Although our manipulation of attention did not produce a directional aftereffect, Lankheet and Verstraten’s (1995) manipulation of attention did. The reason for this discrepancy remains unclear. One possibility is that our observers used a less effective strategy for maintaining one component “in the mind’s eye.” Another obvious difference is that we used a directional repulsion effect, whereas Lankheet and Verstraten measured the dynamic-motion aftereffect with a signal-to-noise ratio method.

We tried informally to find a dynamic-motion aftereffect after attending to transparent red–green motion, by using probes composed of stationary dots. (Each dot had a limited lifetime of five frames.) This produced a clear motion aftereffect after adaptation to a single direction (red dots only; see DemoAdaptRedTestDVN.mp4), but all we could see after transparent adaptation (DemoAdaptTransTestDVN.mp4), with or without selective attention, was the vague motion orthogonal to the axis of adaptation predicted (and found) by Grunewald and Lankheet (1996). The generality of attention-contingent adaptation clearly needs further investigation. Raphael, Dillenburger, and Morgan (2010) examined the effect using transparent streams of expanding/contracting black/white dot streams. They did find an effect, but it was noisy and inconsistent over observers. The main effect was a massive, idiosyncratic bias toward reporting either “expanding” or “contracting.”

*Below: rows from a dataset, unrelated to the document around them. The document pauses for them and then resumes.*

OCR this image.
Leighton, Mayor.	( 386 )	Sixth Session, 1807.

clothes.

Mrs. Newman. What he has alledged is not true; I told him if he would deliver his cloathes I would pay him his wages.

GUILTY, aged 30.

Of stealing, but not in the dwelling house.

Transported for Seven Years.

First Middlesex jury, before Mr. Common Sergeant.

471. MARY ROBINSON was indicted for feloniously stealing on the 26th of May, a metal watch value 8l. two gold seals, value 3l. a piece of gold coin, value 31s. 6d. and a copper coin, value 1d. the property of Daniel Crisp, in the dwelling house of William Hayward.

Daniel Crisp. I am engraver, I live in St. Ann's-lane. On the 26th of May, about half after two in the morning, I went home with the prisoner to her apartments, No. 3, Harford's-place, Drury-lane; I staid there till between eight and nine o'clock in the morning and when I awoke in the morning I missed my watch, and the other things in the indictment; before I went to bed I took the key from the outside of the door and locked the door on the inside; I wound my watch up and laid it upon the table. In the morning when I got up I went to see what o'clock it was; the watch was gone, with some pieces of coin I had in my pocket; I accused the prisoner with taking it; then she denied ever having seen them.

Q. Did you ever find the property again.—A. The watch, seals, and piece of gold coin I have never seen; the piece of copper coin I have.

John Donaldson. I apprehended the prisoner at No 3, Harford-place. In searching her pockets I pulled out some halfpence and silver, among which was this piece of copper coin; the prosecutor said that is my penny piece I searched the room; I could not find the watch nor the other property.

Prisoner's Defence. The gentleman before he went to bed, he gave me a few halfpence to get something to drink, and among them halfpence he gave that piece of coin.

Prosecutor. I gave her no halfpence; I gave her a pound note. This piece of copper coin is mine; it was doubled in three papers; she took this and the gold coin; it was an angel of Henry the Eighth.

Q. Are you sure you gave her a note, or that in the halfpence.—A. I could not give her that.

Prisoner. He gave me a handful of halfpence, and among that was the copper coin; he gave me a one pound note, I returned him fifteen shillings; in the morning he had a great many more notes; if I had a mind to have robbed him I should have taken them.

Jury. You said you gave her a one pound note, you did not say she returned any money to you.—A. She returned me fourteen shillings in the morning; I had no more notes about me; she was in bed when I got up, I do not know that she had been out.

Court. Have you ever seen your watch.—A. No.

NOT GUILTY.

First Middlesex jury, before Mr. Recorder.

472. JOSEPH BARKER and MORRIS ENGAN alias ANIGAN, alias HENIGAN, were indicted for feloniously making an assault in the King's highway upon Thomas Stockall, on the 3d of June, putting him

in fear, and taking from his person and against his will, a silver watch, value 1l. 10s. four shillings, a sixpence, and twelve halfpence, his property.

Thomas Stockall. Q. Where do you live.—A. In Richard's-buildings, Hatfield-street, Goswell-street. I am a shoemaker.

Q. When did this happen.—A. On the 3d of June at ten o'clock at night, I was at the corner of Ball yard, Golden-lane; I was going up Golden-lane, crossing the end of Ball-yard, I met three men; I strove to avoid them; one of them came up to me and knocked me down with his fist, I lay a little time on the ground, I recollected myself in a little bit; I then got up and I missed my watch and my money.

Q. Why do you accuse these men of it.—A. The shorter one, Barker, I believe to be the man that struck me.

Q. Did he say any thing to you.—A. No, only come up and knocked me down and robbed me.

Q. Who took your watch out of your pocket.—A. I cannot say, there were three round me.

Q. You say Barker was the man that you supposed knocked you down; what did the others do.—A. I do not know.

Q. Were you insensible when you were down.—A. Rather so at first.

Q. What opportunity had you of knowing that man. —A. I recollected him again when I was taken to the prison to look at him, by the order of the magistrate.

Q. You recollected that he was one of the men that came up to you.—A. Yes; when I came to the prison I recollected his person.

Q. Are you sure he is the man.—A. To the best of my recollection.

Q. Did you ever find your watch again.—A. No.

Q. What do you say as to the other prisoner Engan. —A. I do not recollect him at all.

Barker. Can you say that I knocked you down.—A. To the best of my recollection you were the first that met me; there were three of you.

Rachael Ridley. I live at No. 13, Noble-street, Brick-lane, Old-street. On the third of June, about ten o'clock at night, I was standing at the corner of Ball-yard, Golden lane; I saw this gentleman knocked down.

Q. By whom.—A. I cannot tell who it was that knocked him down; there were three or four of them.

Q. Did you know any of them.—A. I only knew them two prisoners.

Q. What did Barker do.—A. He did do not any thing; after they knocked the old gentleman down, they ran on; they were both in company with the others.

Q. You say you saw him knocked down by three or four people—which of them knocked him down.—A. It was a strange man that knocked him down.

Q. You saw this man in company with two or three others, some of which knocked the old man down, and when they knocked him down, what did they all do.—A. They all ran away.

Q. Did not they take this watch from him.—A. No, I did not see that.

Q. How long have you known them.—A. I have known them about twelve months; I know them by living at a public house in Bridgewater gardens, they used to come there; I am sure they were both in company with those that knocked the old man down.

Another possible mechanism for the aftereffect of transparent motion is pursuit tracking of one of the two components. It is known that tracking a moving texture can produce a compelling motion aftereffect opposite to the direction of tracking, even though the tracking tends to stabilize the moving stimulus on the retina (Anstis & Gregory, 1965). Both an extraretinal motion signal (Freeman, Sumnall, & Snowden, 2003) and adaptation to the stationary background (Morgan, Ward, & Brussell, 1976) may be involved. Tracking was not controlled in the experiments of Blaser et al. (2005) and Lankheet and Verstraten (1995), and is thus a possible explanation of their positive findings. However, in a different kind of aftereffect due to attentional tracking, Verstraten, Hooge, Culham, and van Wezel (2001) found no evidence that involuntary pursuit was involved, so we cannot assert that pursuit is a general explanation for adaptation following attentional tracking. Nor did we find an aftereffect of tracking in all of our observers (only in six out of the seven observers in Exp. 6). Future experiments on adaptation to transparent motion, and experiments on “attention” to motion generally, clearly ought to control for pursuit eye movements.